A primavera é a época perfeita para rejuvenescer o corpo e a mente comioga posturas que ajudam a aliviar a fadiga, promovem o relaxamento e gastam o excesso de energia.
1、 Postura de meia lua
Instruções: Comece em pé, com os pés afastados na largura dos ombros. Vire o pé direito para o lado direito, dobre o joelho direito e estenda o corpo para o lado direito, colocando a mão direita cerca de 30 centímetros fora do pé direito. Levante a perna esquerda do chão e estenda-a paralelamente ao chão. Estenda o joelho direito, abra o braço esquerdo em direção ao teto e olhe para o teto.
Benefícios: Melhora o equilíbrio e a coordenação, fortalece o foco, aumenta a força das pernas e alonga o peito.
Respiração: Mantenha a respiração natural e suave o tempo todo.
Pontos-chave: Mantenha ambos os braços em linha reta perpendicular ao solo e certifique-se de que seu corpo permaneça no mesmo plano, com a parte superior da perna paralela ao solo.
Repetições: 5-10 respirações de cada lado.
2、 Postura de torção de meio triângulo
Instruções: Comece em pé, com os pés afastados na largura dos ombros. Dobre os quadris, coloque as mãos no chão e endireite a coluna. Coloque a mão esquerda diretamente abaixo do peito e estenda o braço direito paralelo ao chão. Expire enquanto gira o ombro direito em direção ao teto e vire a cabeça para olhar para o teto.
Benefícios: Melhora a flexibilidade da coluna, alonga a região lombar e os músculos das pernas.
Respiração: inspire ao alongar a coluna e expire ao torcer.
Pontos-chave: Mantenha a pélvis centrada e aponte os dedos dos pés para a frente ou ligeiramente para dentro.
Repetições: 5-10 respirações de cada lado.
3、 Postura de torção em ângulo lateral
Instruções: Comece ajoelhado com as mãos apoiadas no chão. Dê um passo à frente com o pé esquerdo, estenda a perna direita para trás com os dedos dobrados e afunde os quadris. Inspire ao estender o braço direito para o céu e expire ao girar a coluna para a esquerda. Traga a axila direita até a parte externa do joelho esquerdo, pressione as palmas das mãos e estenda os braços para a frente. Endireite o joelho esquerdo e estabilize a postura enquanto torce o pescoço para olhar para o teto.

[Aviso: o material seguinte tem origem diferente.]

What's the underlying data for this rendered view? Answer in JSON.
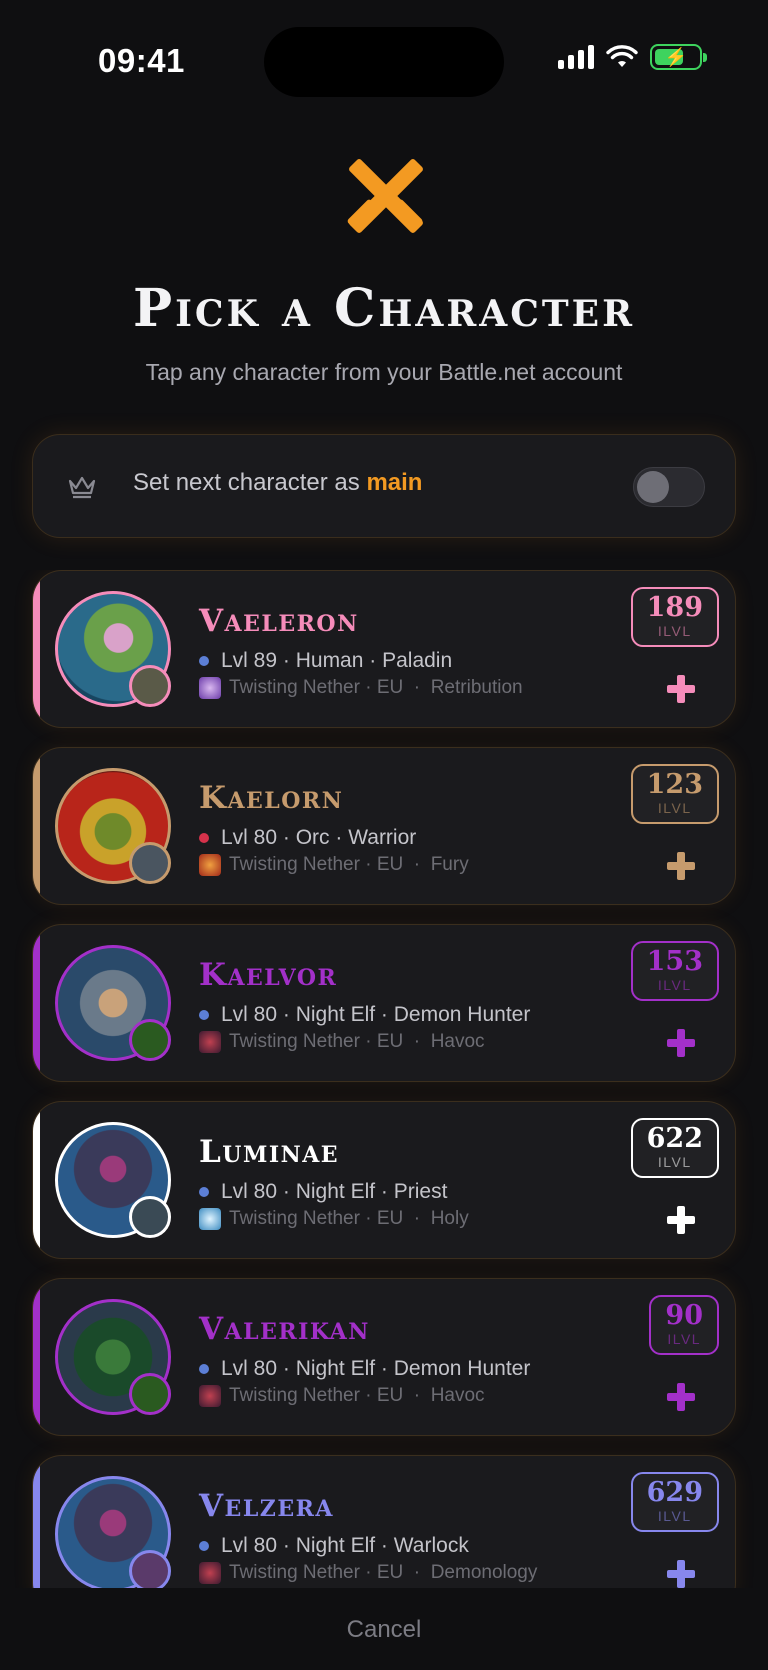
{
  "status_bar": {
    "time": "09:41"
  },
  "header": {
    "title": "Pick a Character",
    "subtitle": "Tap any character from your Battle.net account",
    "icon": "crossed-swords-icon",
    "accent_color": "#f39a22"
  },
  "main_toggle": {
    "label_prefix": "Set next character as",
    "label_highlight": "main",
    "enabled": false
  },
  "characters": [
    {
      "name": "Vaeleron",
      "level_text": "Lvl 89",
      "race": "Human",
      "class": "Paladin",
      "realm": "Twisting Nether",
      "region": "EU",
      "spec": "Retribution",
      "ilvl": "189",
      "ilvl_label": "ILVL",
      "faction_color": "#5c7fd6",
      "class_color": "#f58cba"
    },
    {
      "name": "Kaelorn",
      "level_text": "Lvl 80",
      "race": "Orc",
      "class": "Warrior",
      "realm": "Twisting Nether",
      "region": "EU",
      "spec": "Fury",
      "ilvl": "123",
      "ilvl_label": "ILVL",
      "faction_color": "#d6324b",
      "class_color": "#c69b6d"
    },
    {
      "name": "Kaelvor",
      "level_text": "Lvl 80",
      "race": "Night Elf",
      "class": "Demon Hunter",
      "realm": "Twisting Nether",
      "region": "EU",
      "spec": "Havoc",
      "ilvl": "153",
      "ilvl_label": "ILVL",
      "faction_color": "#5c7fd6",
      "class_color": "#a330c9"
    },
    {
      "name": "Luminae",
      "level_text": "Lvl 80",
      "race": "Night Elf",
      "class": "Priest",
      "realm": "Twisting Nether",
      "region": "EU",
      "spec": "Holy",
      "ilvl": "622",
      "ilvl_label": "ILVL",
      "faction_color": "#5c7fd6",
      "class_color": "#ffffff"
    },
    {
      "name": "Valerikan",
      "level_text": "Lvl 80",
      "race": "Night Elf",
      "class": "Demon Hunter",
      "realm": "Twisting Nether",
      "region": "EU",
      "spec": "Havoc",
      "ilvl": "90",
      "ilvl_label": "ILVL",
      "faction_color": "#5c7fd6",
      "class_color": "#a330c9"
    },
    {
      "name": "Velzera",
      "level_text": "Lvl 80",
      "race": "Night Elf",
      "class": "Warlock",
      "realm": "Twisting Nether",
      "region": "EU",
      "spec": "Demonology",
      "ilvl": "629",
      "ilvl_label": "ILVL",
      "faction_color": "#5c7fd6",
      "class_color": "#8787ed"
    }
  ],
  "footer": {
    "cancel_label": "Cancel"
  }
}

Benefícios: Fortalece os músculos de ambos os lados do tronco, costas e pernas, alivia desconfortos nas costas e massageia o abdômen.
Respiração: inspire ao estender a coluna e expire ao girar.
Pontos-chave: Afunde os quadris o mais baixo possível.
Repetições: 5-10 respirações de cada lado.
4、 Flexão para frente sentada (cuidado para pacientes com doença do disco lombar)
Instruções: Comece sentado com a perna direita estendida para a frente e o joelho esquerdo dobrado. Abra o quadril esquerdo, coloque a sola do pé esquerdo contra a parte interna da coxa direita e prenda os dedos do pé direito para trás. Se necessário, use as mãos para aproximar o pé direito de você. Inspire ao abrir os braços e expire ao dobrar para a frente, mantendo as costas retas. Segure o pé direito com as mãos. Inspire para alongar a coluna e expire para aprofundar a dobra para a frente, trazendo a barriga, o peito e a testa em direção à coxa direita.
Benefícios: Alonga os isquiotibiais e os músculos das costas, melhora a flexibilidade do quadril, melhora a digestão e promove a circulação sanguínea espinhal.
Respiração: Inspire para alongar a coluna e expire para dobrar para frente.
Pontos principais: Mantenha as costas retas durante toda a postura.
Repetições: 5-10 respirações.
5、 Postura de peixe suportada
Instruções: Comece sentado com as duas pernas estendidas para a frente. Coloque um bloco de ioga sob a coluna torácica, permitindo que a cabeça repouse no chão. Se sentir desconforto no pescoço, você pode colocar outro bloco de ioga sob a cabeça. Traga os braços acima da cabeça e junte as mãos ou dobre os cotovelos e segure os cotovelos opostos para um alongamento mais profundo.
Benefícios: Abre o peito e o pescoço, fortalece os ombros e os músculos das costas e alivia a tensão.
Respiração: inspire para alongar a coluna e expire para aprofundar a flexão para trás.
Pontos-chave: Mantenha os quadris apoiados no chão e relaxe o peito e os ombros.
Repetições: 10-20 respirações.
A primavera é a época perfeita para praticar exercícios de alongamento que despertam o corpo e promovem o relaxamento. As posturas de alongamento da ioga não apenas proporcionam benefícios de alongamento e massagem, mas também ajudam a rejuvenescer e revitalizar o corpo e a mente.